Quantum cryptography is one of the best solutions in theory, the laws of physics make a network linked by quantum connections unhackable. In practice, there is a big problem: quantum key distribution only works over relatively short distances. Photons, which are used for these transmissions, get scattered or absorbed along the route. Record distances for quantum key distribution so far have been 421km (in 2018), and a Chinese research group last year took this to 509km.
Terra Quantum, the Swiss quantum technology company, is today announcing a breakthrough in quantum cryptography with a technology that allows quantum cryptography keys to be transmitted over a distance of more than 40,000km — the circumference of the Earth.
It blows all previous quantum cryptography distance records out of the water with an almost 100x improvement and potentially solves the biggest problem preventing quantum cryptography from becoming practically usable.
The world faces a huge threat in the next few years when quantum computers become powerful enough to break the cryptography of conventional computers.
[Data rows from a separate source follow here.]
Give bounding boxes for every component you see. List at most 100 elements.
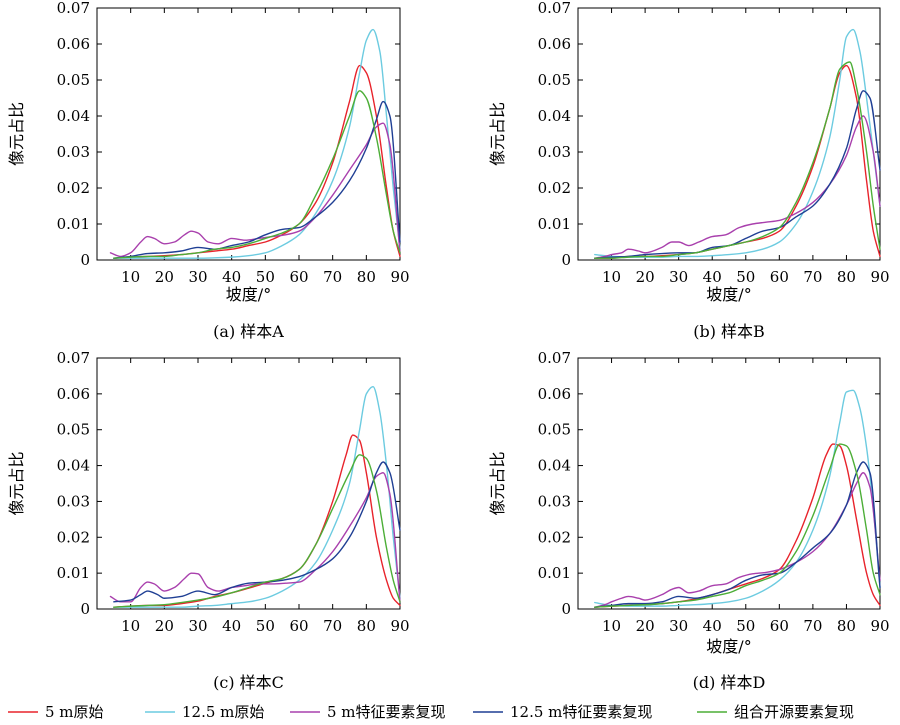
y-tick-label: 0.02 [57,528,90,546]
x-tick-label: 20 [636,617,655,635]
chart-panel-4: 0 0.01 0.02 0.03 0.04 0.05 0.06 0.07 10 20 30 40 50 6… [488,349,890,692]
y-tick-label: 0.04 [538,457,571,475]
x-tick-label: 90 [390,617,409,635]
y-tick-label: 0.03 [538,143,571,161]
y-tick-label: 0.06 [57,385,90,403]
y-tick-label: 0.02 [57,179,90,197]
x-tick-label: 40 [222,268,241,286]
plot-frame [96,7,401,261]
y-tick-label: 0.07 [57,349,90,367]
x-tick-label: 50 [736,617,755,635]
x-tick-label: 90 [390,268,409,286]
series-line-s5 [594,443,881,608]
legend-label-sc: 组合开源要素复现 [734,703,854,721]
y-tick-label: 0 [80,600,90,618]
series-line-s125f [113,461,401,603]
x-tick-label: 10 [121,617,140,635]
series-line-s125 [113,28,401,259]
y-tick-label: 0.01 [538,564,571,582]
x-tick-label: 60 [289,617,308,635]
series-line-s125f [594,461,881,608]
x-tick-label: 90 [870,268,889,286]
x-tick-label: 10 [121,268,140,286]
panel-caption: (b) 样本B [693,322,765,341]
series-line-sc [594,61,881,259]
x-tick-label: 50 [256,617,275,635]
y-tick-label: 0.07 [538,0,571,17]
series-line-s125f [594,90,881,259]
chart-panel-1: 0 0.01 0.02 0.03 0.04 0.05 0.06 0.07 10 20 30 40 50 6… [7,0,410,341]
series-line-s125 [113,385,401,608]
x-tick-label: 30 [188,268,207,286]
x-axis-label: 坡度/° [226,285,271,304]
y-tick-label: 0.04 [57,107,90,125]
chart-panel-2: 0 0.01 0.02 0.03 0.04 0.05 0.06 0.07 10 20 30 40 50 6… [488,0,890,341]
y-tick-label: 0.07 [57,0,90,17]
x-tick-label: 80 [837,617,856,635]
y-tick-label: 0.04 [538,107,571,125]
series-line-sc [113,454,401,608]
y-tick-label: 0.01 [57,215,90,233]
panel-caption: (d) 样本D [693,673,766,692]
chart-panel-3: 0 0.01 0.02 0.03 0.04 0.05 0.06 0.07 10 20 30 40 50 6… [7,349,410,692]
x-tick-label: 30 [669,268,688,286]
x-axis-label: 坡度/° [706,637,751,656]
y-tick-label: 0.07 [538,349,571,367]
x-tick-label: 40 [222,617,241,635]
x-tick-label: 20 [155,268,174,286]
y-tick-label: 0.02 [538,528,571,546]
x-tick-label: 40 [703,617,722,635]
y-tick-label: 0.01 [57,564,90,582]
x-tick-label: 20 [636,268,655,286]
x-tick-label: 70 [323,617,342,635]
y-tick-label: 0.05 [538,421,571,439]
series-line-s5f [594,115,881,259]
y-tick-label: 0.04 [57,457,90,475]
y-tick-label: 0.06 [538,385,571,403]
y-tick-label: 0 [561,251,571,269]
series-line-s125f [113,100,401,259]
y-tick-label: 0.02 [538,179,571,197]
series-line-s5f [109,122,401,258]
x-axis-label: 坡度/° [706,285,751,304]
x-tick-label: 10 [602,617,621,635]
x-tick-label: 20 [155,617,174,635]
y-tick-label: 0.05 [57,421,90,439]
y-axis-label: 像元占比 [7,102,26,166]
y-tick-label: 0.03 [57,492,90,510]
y-tick-label: 0.03 [538,492,571,510]
y-tick-label: 0.03 [57,143,90,161]
legend-label-s5: 5 m原始 [45,703,104,721]
y-tick-label: 0.06 [57,35,90,53]
x-tick-label: 80 [357,617,376,635]
y-axis-label: 像元占比 [7,451,26,515]
series-line-sc [113,90,401,259]
y-tick-label: 0.05 [57,71,90,89]
series-line-sc [594,443,881,608]
panel-caption: (c) 样本C [213,673,284,692]
x-tick-label: 70 [323,268,342,286]
legend-label-s5f: 5 m特征要素复现 [327,703,446,721]
x-tick-label: 10 [602,268,621,286]
x-tick-label: 40 [703,268,722,286]
panel-caption: (a) 样本A [213,322,284,341]
plot-frame [96,357,401,610]
x-tick-label: 80 [357,268,376,286]
x-tick-label: 60 [289,268,308,286]
x-tick-label: 60 [770,268,789,286]
legend: 5 m原始 12.5 m原始 5 m特征要素复现 12.5 m特征要素复现 组合开源要素… [8,703,854,721]
plot-frame [577,357,881,610]
y-tick-label: 0.01 [538,215,571,233]
y-tick-label: 0 [80,251,90,269]
y-tick-label: 0.06 [538,35,571,53]
x-tick-label: 90 [870,617,889,635]
x-tick-label: 70 [803,268,822,286]
legend-label-s125: 12.5 m原始 [182,703,264,721]
y-tick-label: 0 [561,600,571,618]
series-line-s125 [594,28,881,258]
y-axis-label: 像元占比 [488,102,507,166]
series-line-s125 [594,389,881,607]
legend-label-s125f: 12.5 m特征要素复现 [510,703,652,721]
series-line-s5 [113,434,401,608]
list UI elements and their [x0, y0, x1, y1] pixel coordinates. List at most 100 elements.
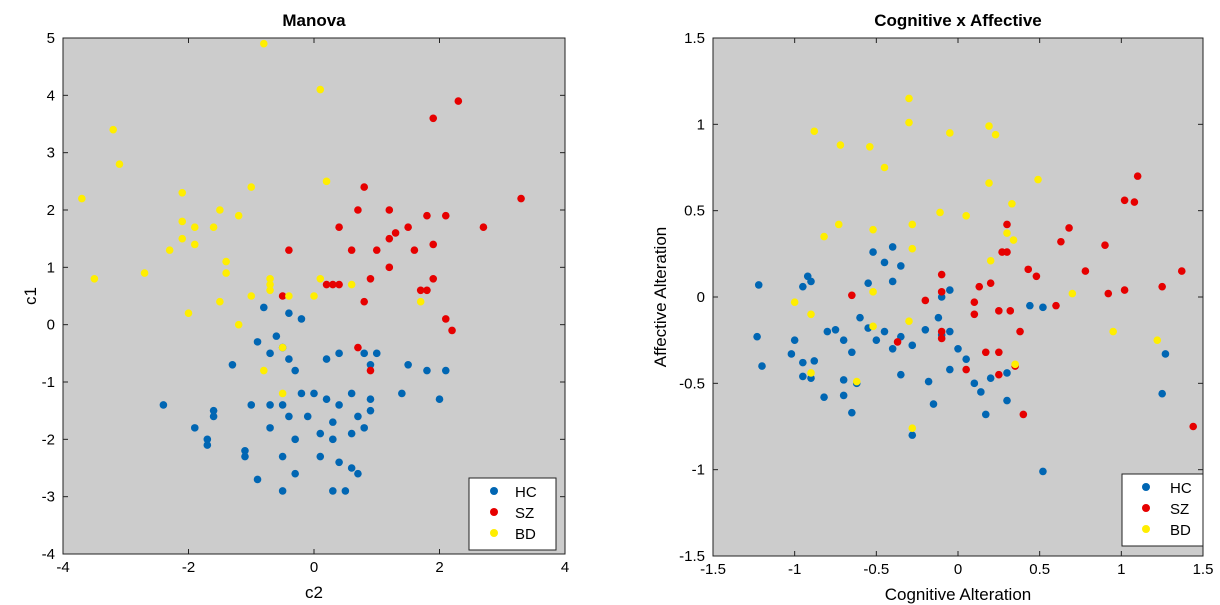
- manova-hc-point: [297, 315, 306, 323]
- cognitive-affective-bd-point: [1068, 289, 1077, 298]
- manova-bd-point: [316, 85, 325, 94]
- manova-hc-point: [241, 452, 249, 461]
- cognitive-affective-hc-point: [823, 327, 832, 336]
- cognitive-affective-hc-point: [839, 376, 848, 384]
- cognitive-affective-legend-bd-marker: [1142, 525, 1150, 533]
- cognitive-affective-hc-point: [986, 374, 995, 382]
- manova-bd-point: [216, 206, 224, 214]
- cognitive-affective-sz-point: [1052, 301, 1060, 310]
- cognitive-affective-bd-point: [962, 212, 970, 220]
- cognitive-affective-hc-point: [954, 345, 962, 353]
- manova-hc-point: [360, 424, 369, 432]
- manova-sz-point: [423, 211, 431, 220]
- manova-hc-point: [209, 412, 218, 421]
- cognitive-affective-sz-point: [995, 307, 1003, 315]
- manova-sz-point: [329, 280, 337, 289]
- manova-y-axis-label: c1: [21, 287, 40, 305]
- manova-hc-point: [247, 401, 256, 409]
- cognitive-affective-sz-point: [1016, 327, 1024, 336]
- cognitive-affective-hc-point: [897, 370, 905, 379]
- cognitive-affective-axis-ticks: -1.5 -1 -0.5 0 0.5 1 1.5 -1.5 -1 -0.5 0 0.5 1 1.5: [679, 30, 1213, 578]
- manova-hc-point: [291, 469, 299, 478]
- manova-hc-point: [347, 389, 356, 398]
- manova-hc-point: [341, 487, 350, 495]
- cognitive-affective-hc-point: [934, 313, 943, 322]
- manova-bd-point: [178, 189, 187, 197]
- cognitive-affective-hc-point: [929, 400, 938, 408]
- manova-hc-point: [285, 309, 293, 318]
- manova-sz-point: [372, 246, 381, 254]
- cognitive-affective-sz-point: [1065, 224, 1073, 232]
- manova-bd-point: [78, 194, 86, 203]
- manova-legend-bd: BD: [515, 526, 536, 543]
- manova-sz-point: [360, 183, 369, 191]
- manova-bd-point: [190, 240, 199, 249]
- manova-hc-point: [278, 487, 287, 495]
- cognitive-affective-sz-point: [975, 282, 984, 291]
- cognitive-affective-bd-point: [1009, 236, 1018, 244]
- cognitive-affective-sz-point: [1130, 198, 1139, 206]
- cognitive-affective-sz-point: [893, 338, 902, 346]
- manova-sz-point: [423, 286, 431, 295]
- manova-panel: Manova c2 c1 -4 -2 0 2 4 -4 -3 -2 -1 0 1 2 3 4 5 HC SZ…: [21, 11, 569, 602]
- cognitive-affective-sz-point: [1158, 282, 1166, 291]
- manova-sz-point: [322, 280, 331, 289]
- cognitive-affective-hc-point: [880, 327, 889, 336]
- cognitive-affective-y-tick-label: 1: [697, 116, 705, 133]
- manova-hc-point: [441, 366, 450, 375]
- cognitive-affective-hc-point: [1039, 303, 1047, 312]
- manova-legend-box: [468, 477, 557, 551]
- manova-hc-point: [347, 429, 356, 438]
- cognitive-affective-sz-point: [1024, 265, 1033, 274]
- cognitive-affective-x-tick-label: 0.5: [1029, 561, 1050, 578]
- manova-sz-point: [479, 223, 488, 231]
- cognitive-affective-hc-point: [946, 365, 954, 374]
- manova-hc-point: [366, 406, 375, 415]
- manova-bd-point: [178, 217, 187, 226]
- manova-hc-point: [335, 458, 343, 467]
- manova-hc-point: [303, 412, 312, 421]
- manova-bd-point: [234, 211, 243, 220]
- manova-hc-point: [354, 412, 362, 421]
- manova-hc-point: [266, 401, 274, 409]
- manova-hc-point: [354, 469, 362, 478]
- manova-hc-point: [404, 361, 412, 369]
- cognitive-affective-hc-point: [856, 313, 864, 322]
- cognitive-affective-hc-point: [872, 336, 881, 344]
- manova-x-tick-label: 0: [310, 559, 318, 576]
- manova-sz-point: [385, 206, 394, 214]
- cognitive-affective-hc-point: [839, 391, 848, 400]
- manova-legend: HC SZ BD: [468, 477, 557, 551]
- manova-bd-point: [247, 183, 256, 191]
- cognitive-affective-plot-area: [712, 37, 1204, 557]
- cognitive-affective-bd-point: [1003, 229, 1011, 237]
- cognitive-affective-hc-point: [807, 277, 815, 286]
- cognitive-affective-sz-point: [986, 279, 995, 287]
- manova-bd-point: [322, 177, 331, 186]
- cognitive-affective-hc-point: [880, 258, 889, 267]
- cognitive-affective-legend-hc: HC: [1170, 480, 1192, 497]
- manova-sz-point: [278, 292, 287, 300]
- manova-hc-point: [190, 424, 199, 432]
- cognitive-affective-sz-point: [937, 327, 946, 336]
- manova-hc-point: [278, 401, 287, 409]
- manova-sz-point: [441, 211, 450, 220]
- manova-hc-point: [335, 349, 343, 358]
- cognitive-affective-bd-point: [905, 118, 913, 127]
- cognitive-affective-sz-point: [1006, 307, 1015, 315]
- manova-hc-point: [366, 361, 375, 369]
- manova-hc-point: [159, 401, 168, 409]
- cognitive-affective-bd-point: [1008, 199, 1016, 208]
- manova-sz-point: [410, 246, 419, 254]
- manova-hc-point: [203, 441, 212, 449]
- manova-bd-point: [178, 234, 187, 243]
- manova-hc-point: [291, 366, 299, 375]
- cognitive-affective-sz-point: [1101, 241, 1109, 249]
- cognitive-affective-hc-point: [799, 358, 807, 367]
- manova-hc-point: [435, 395, 444, 404]
- cognitive-affective-hc-point: [810, 357, 819, 365]
- cognitive-affective-bd-point: [852, 377, 861, 386]
- cognitive-affective-x-tick-label: -1: [788, 561, 801, 578]
- cognitive-affective-bd-point: [820, 232, 828, 241]
- cognitive-affective-hc-point: [908, 341, 917, 350]
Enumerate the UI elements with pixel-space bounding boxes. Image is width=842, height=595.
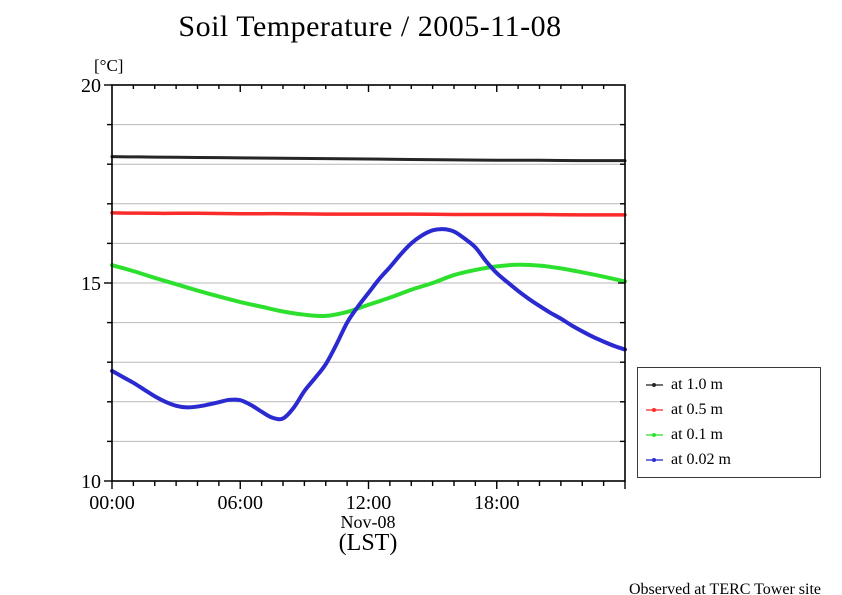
footer-line-observed: Observed at TERC Tower site xyxy=(628,581,821,595)
line-marker-icon xyxy=(646,456,663,464)
x-tick-label: 06:00 xyxy=(217,492,263,514)
y-tick-label: 15 xyxy=(81,273,101,295)
series-at-0-1-m xyxy=(110,262,627,318)
legend-item-0p1m: at 0.1 m xyxy=(646,426,816,444)
x-tick-label: 18:00 xyxy=(474,492,520,514)
y-tick-label: 20 xyxy=(81,75,101,97)
y-tick-label: 10 xyxy=(81,471,101,493)
legend-item-0p5m: at 0.5 m xyxy=(646,401,816,419)
legend-label: at 0.1 m xyxy=(671,425,723,443)
x-tick-label: 00:00 xyxy=(89,492,135,514)
axis-ticks xyxy=(104,84,626,489)
series-at-0-02-m xyxy=(110,227,627,422)
x-tick-label: 12:00 xyxy=(346,492,392,514)
x-axis-date-label: Nov-08 xyxy=(340,512,396,532)
gridlines xyxy=(112,124,625,442)
x-tick-labels: 00:00 06:00 12:00 18:00 xyxy=(89,492,519,514)
line-marker-icon xyxy=(646,406,663,414)
line-marker-icon xyxy=(646,381,663,389)
chart-title: Soil Temperature / 2005-11-08 xyxy=(178,10,562,43)
footer-annotations: Observed at TERC Tower site Created Auto… xyxy=(378,536,821,595)
legend-label: at 0.5 m xyxy=(671,401,723,419)
legend-label: at 1.0 m xyxy=(671,376,723,394)
y-tick-labels: 20 15 10 xyxy=(81,75,101,493)
legend-box: at 1.0 m at 0.5 m at 0.1 m at 0.02 m xyxy=(637,367,821,478)
x-axis-timezone-label: (LST) xyxy=(338,530,398,556)
y-axis-unit-label: [°C] xyxy=(94,56,124,75)
line-marker-icon xyxy=(646,431,663,439)
series-at-1-0-m xyxy=(110,155,627,163)
series-at-0-5-m xyxy=(110,211,627,217)
legend-item-0p02m: at 0.02 m xyxy=(646,451,816,469)
legend-item-1p0m: at 1.0 m xyxy=(646,376,816,394)
legend-label: at 0.02 m xyxy=(671,450,731,468)
series-lines xyxy=(110,155,627,422)
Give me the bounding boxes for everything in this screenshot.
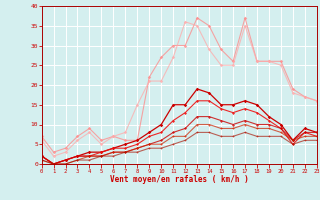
X-axis label: Vent moyen/en rafales ( km/h ): Vent moyen/en rafales ( km/h ) — [110, 175, 249, 184]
Everything from government communications to the contents of Bitcoin wallets would become vulnerable to hackers.
Hackers and hostile governments are likely to be among the first to harness quantum computers for code-breaking and the computer industry is becoming acutely aware that it needs to find ways to protect itself.
In order to send a secure quantum key between, say, London and New York (5,567km) to secure a stock market trade, you’d need to put multiple repeaters into the line to boost the signal. Each one of these repeaters becomes a potential point of vulnerability, where the signal can be intercepted. So quantum cryptography developers have been trying to find ways to do without these.
One big advantage of Terra Quantum’s solution is that it can run inside a standard optical fibre line, already in use today in telecoms networks.The technique is based around the second law of thermodynamics — the one that states that entropy always increases.
We can know exactly how much of the signal is being intercepted and can tweak it to make sure that the eavesdropper only gets a few photons.
The technology is based on measuring the loss of photons over a particular line and carefully controlling the transmitted signal so that the amount of signal that an eavesdropper on the line is never enough to be able to extract meaningful information.
This is not something for the future, we can do this today.